Sardis: Your Works Are Not Perfect


Sardis was one of the most seasoned and most essential urban communities of Asia Minor. The city was established in the third century B.C. The Lydian rulers venerated the Greek divine beings, were advocates of Hellenic havens and counseled the prophet at Delphi. In Roman circumstances Sardis was the focal point of the royal religion in the area. Current unearthings have conveyed much to light, including a magnificent late synagogue. For a considerable length of time Sardis had been a chief focal point of the Jewish Diaspora, and was most likely the “Sepharad” of Obadiah 20. Sardis was arranged on the east bank of the Pactolus River around 50 miles east of Smyrna. The city remained on the northern slant of Mount Tmolus. Its acropolis involved one of the goads of the mountain measuring a stature of 950 feet. At the base was a stream that filled in as a channel.

The first city was a practically invulnerable fortification, towering over the wide valley of the Hermus, and about encompassed by sharp precipices of deceptively free shake. The remains of the dividers are as yet noticeable.

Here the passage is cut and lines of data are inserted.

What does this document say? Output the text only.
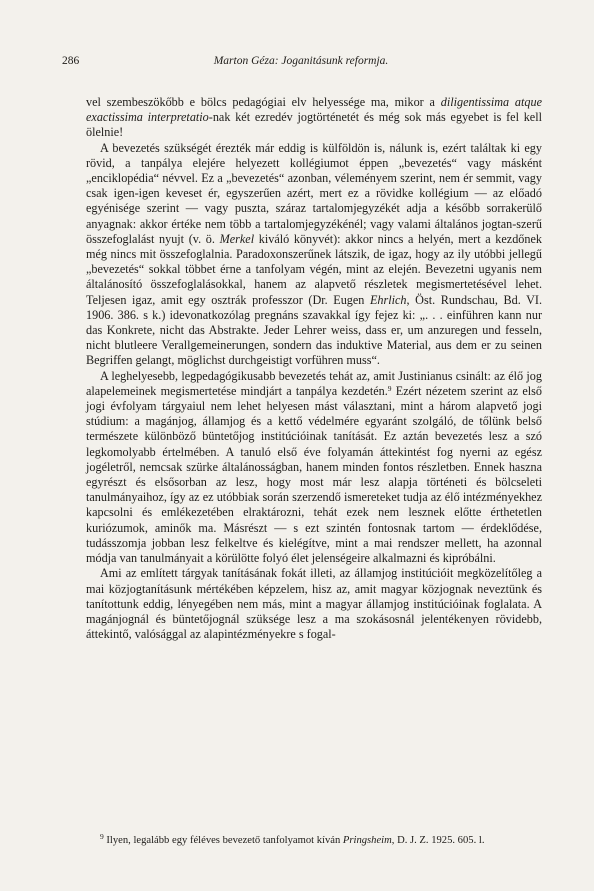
286	Marton Géza: Joganitásunk reformja.

vel szembeszökőbb e bölcs pedagógiai elv helyessége ma, mikor a diligentissima atque exactissima interpretatio-nak két ezredév jogtörténetét és még sok más egyebet is fel kell ölelnie!

A bevezetés szükségét érezték már eddig is külföldön is, nálunk is, ezért találtak ki egy rövid, a tanpálya elejére helyezett kollégiumot éppen „bevezetés“ vagy másként „enciklopédia“ névvel. Ez a „bevezetés“ azonban, véleményem szerint, nem ér semmit, vagy csak igen-igen keveset ér, egyszerűen azért, mert ez a rövidke kollégium — az előadó egyénisége szerint — vagy puszta, száraz tartalomjegyzékét adja a később sorrakerülő anyagnak: akkor értéke nem több a tartalomjegyzékénél; vagy valami általános jogtan-szerű összefoglalást nyujt (v. ö. Merkel kiváló könyvét): akkor nincs a helyén, mert a kezdőnek még nincs mit összefoglalnia. Paradoxonszerűnek látszik, de igaz, hogy az ily utóbbi jellegű „bevezetés“ sokkal többet érne a tanfolyam végén, mint az elején. Bevezetni ugyanis nem általánosító összefoglalásokkal, hanem az alapvető részletek megismertetésével lehet. Teljesen igaz, amit egy osztrák professzor (Dr. Eugen Ehrlich, Öst. Rundschau, Bd. VI. 1906. 386. s k.) idevonatkozólag pregnáns szavakkal így fejez ki: „. . . einführen kann nur das Konkrete, nicht das Abstrakte. Jeder Lehrer weiss, dass er, um anzuregen und fesseln, nicht blutleere Verallgemeinerungen, sondern das induktive Material, aus dem er zu seinen Begriffen gelangt, möglichst durchgeistigt vorführen muss“.

A leghelyesebb, legpedagógikusabb bevezetés tehát az, amit Justinianus csinált: az élő jog alapelemeinek megismertetése mindjárt a tanpálya kezdetén.$^9$ Ezért nézetem szerint az első jogi évfolyam tárgyaiul nem lehet helyesen mást választani, mint a három alapvető jogi stúdium: a magánjog, államjog és a kettő védelmére egyaránt szolgáló, de tőlünk belső természete különböző büntetőjog institúcióinak tanítását. Ez aztán bevezetés lesz a szó legkomolyabb értelmében. A tanuló első éve folyamán áttekintést fog nyerni az egész jogéletről, nemcsak szürke általánosságban, hanem minden fontos részletben. Ennek haszna egyrészt és elsősorban az lesz, hogy most már lesz alapja történeti és bölcseleti tanulmányaihoz, így az ez utóbbiak során szerzendő ismereteket tudja az élő intézményekhez kapcsolni és emlékezetében elraktározni, tehát ezek nem lesznek előtte érthetetlen kuriózumok, aminők ma. Másrészt — s ezt szintén fontosnak tartom — érdeklődése, tudásszomja jobban lesz felkeltve és kielégítve, mint a mai rendszer mellett, ha azonnal módja van tanulmányait a körülötte folyó élet jelenségeire alkalmazni és kipróbálni.

Ami az említett tárgyak tanításának fokát illeti, az államjog institúcióit megközelítőleg a mai közjogtanításunk mértékében képzelem, hisz az, amit magyar közjognak neveztünk és tanítottunk eddig, lényegében nem más, mint a magyar államjog institúcióinak foglalata. A magánjognál és büntetőjognál szüksége lesz a ma szokásosnál jelentékenyen rövidebb, áttekintő, valósággal az alapintézményekre s fogal-

$^9$ Ilyen, legalább egy féléves bevezető tanfolyamot kíván Pringsheim, D. J. Z. 1925. 605. l.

The most noteworthy working of antiquated Sardis more likely than not been its glorious Temple of Artemis, worked in the fourth century B.C. The sanctuary was 327 feet long and 163 feet wide and had 78 Ionic sections, each 58 feet high. This gigantic sanctuary still takes the stand its fragmentary stays to the riches and structural aptitude of the general population that raised it.

The antiquated city was the home of the rulers of Lydia, among them Croesus, world renowned for his enormous riches. Cyrus is said to have taken $600,000,000 worth of fortune from the city when he caught it in 548 B.C. Sardis was in early circumstances, both from the to a great degree rich character of the neighboring district and from its advantageous position, a business shop of significance.

Through the inability to watch, the acropolis had been effectively scaled in 549 B.C. by a Median warrior, and in 218 by a Cretan. The Ionians consumed the city in 501 B.C., however it was rapidly modified and recaptured its significance. In 334 B.C. it surrendered to Alexander the Great who gave it a short measure of freedom, for a long time later in 322 B.C. it was taken by Antigonus. In 301 B.C. it fell into the ownership of the Seleucidan rulers who made it the habitation of their senator. It was liberated again in 190 B.C. when it shaped a piece of the domain of Pergamos, and later of the Roman area of Asia. In 17 a.d., when it was crushed by a seismic tremor, the Roman sovereign Tiberius dispatched the duties of the general population and reconstructed the city, and in his respect the nationals of that and of neighboring towns raised a huge landmark, yet Sardis never recuperated its previous status.

The congregation of our Lord in Sardis was much similar to the city itself – they had a notoriety however they were in genuine decay (Rev. 3:1-6).

Jesus stated, “I know thy works… I have not discovered thy works idealize before God” (Rev. 3:1-2). There was action in the congregation, however the movement was not coming to flawlessness. They were not taking care of business. Nothing they had done from their start had prevailing with regards to building up and establishing them in the confidence.

There are places of worship like this today. Their most prominent minute was the temporary blast of their earth shattering start. From that point forward they have not added up to much. There were a few changed over at to begin with, they promptly set up a meetinghouse and called an evangelist. Nonetheless, not long after that things started to diminish.

Some resembled the stony ground and having no root come back to the world rapidly (Matt. 13:20-21; Luke 8:13). Trial and enticement will demoralize the powerless hearted. They are unwilling to battle against transgression. To change the earlier propensities forever requires train and supplication. The scorn of previous companions is difficult to withstand (1 Pet. 4:3-4).

Others resemble the prickly ground (Matt. 13:22; Luke 8:14). There are different things that seek our time and vitality. While these things are not wrong in themselves, they should expect a need lower than the finishes and interests of the kingdom of paradise (Matt. 6:33). In an existence “loaded with thistles” there is never time for Bible review, supplication, evangelism or amassing with the holy people. Yes, Sardis had a name, a notoriety, yet it was a thin lacquer that concealed the adolescence and dormant state of this congregation (cf. Heb. 5:12-14).

The solution for the issues in this congregation was the couple of equitable and profound among them (Rev. 3:4). See that the Lord does not state abandon the rest, quit, go elsewhere and begin another congregation. Neither does He infer that the test before them is outlandish and seeing that they “can’t beat them,” they would be advised to “join them.”

No, Jesus says, “hold quick and atone” (Rev. 3:3). Those that are exemplary must do the holding while at the same time asking the common and emotionless to apologize. It is dependably the loyal couple of who have the more prominent weights to hold up under. However, they are capable (1 Cor. 10:13). Presently, which would you say you are?